There are many files for the different counties.  For example there are
seven station files for Berwickshire in this site:

https://data.ceda.ac.uk/badc/ukmo-midas-open/data/uk-daily-rain-obs/dataset-version-201901/berwickshire


The first station in this dataset
 has the name  00265_mertoun
<https://data.ceda.ac.uk/badc/ukmo-midas-open/data/uk-daily-rain-obs/dataset-version-201901/berwickshire/00265_mertoun>
which
is a code and location name, again for example, and inside is a text file

It's easy but time-consuming to download the files one by one - I am sure
that it is possible to read them directly into an R program but whatever
coding or path I try to use I get an error.  I can't find an example online
which I can tweak to allow me to do this.

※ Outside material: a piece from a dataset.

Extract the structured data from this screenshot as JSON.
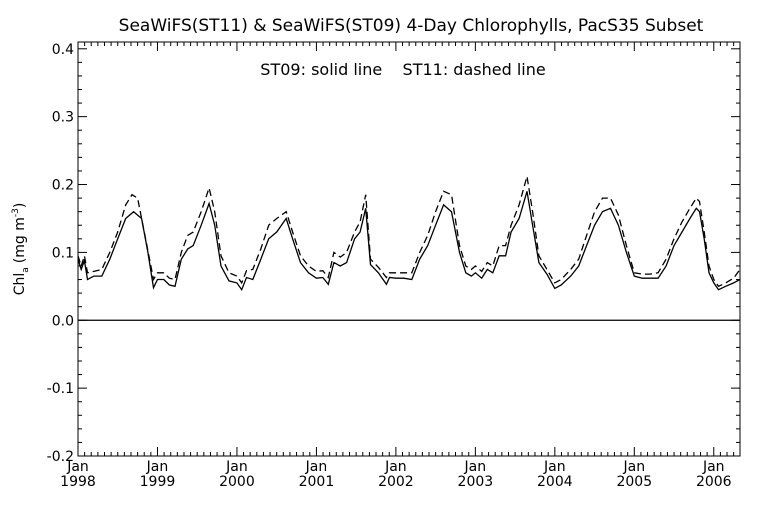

can anyone help?  Thanks Nick Wray
#
On Sun, 25 Sep 2022 09:53:39 +0100
Nick Wray <nickmwray at gmail.com> wrote:

            
Following the link to the file
<https://dap.ceda.ac.uk/badc/ukmo-midas-open/data/uk-daily-rain-obs/dataset-version-201901/berwickshire/00265_mertoun/midas-open_uk-daily-rain-obs_dv-201901_00265_mertoun_capability.csv?download=1>,
I get a login prompt. Same thing probably happens to R when it tries to
download those files.

Does CEDA Archive have an API for programmatic access? If not, you'll
either have to export the cookies from your browser and use the curl
package to send HTTP requests with those included, or use the developer
toolbar in your browser to find out how the login request is sent and
use the curl package to (1) send the login request, (2) receive cookies
and (3) use those cookies to download files. This is called "website
scraping" and may be brittle, depending on how much the website
administrators dislike bots.

Looking at the documentation, it seems that the datasets may be
available via FTP: https://help.ceda.ac.uk/article/280-ftp

It should be possible to use the curl package to download the files.
Depending on how R is built, it could also be possible to feed the FTP
URL directly to read.csv, if you put the username and the password
inside it: ftp://username:password at ftp-server.hostname/path/to/file.csv
#
Hello,

Inline.

?s 09:53 de 25/09/2022, Nick Wray escreveu:
The file is a csv file and there are also two directories

qc-version-0  empty
qc-version-1  has 10 csv files spanning the years 1961-1970


Which files do you want, these last ones?

Hope this helps,

Rui Barradas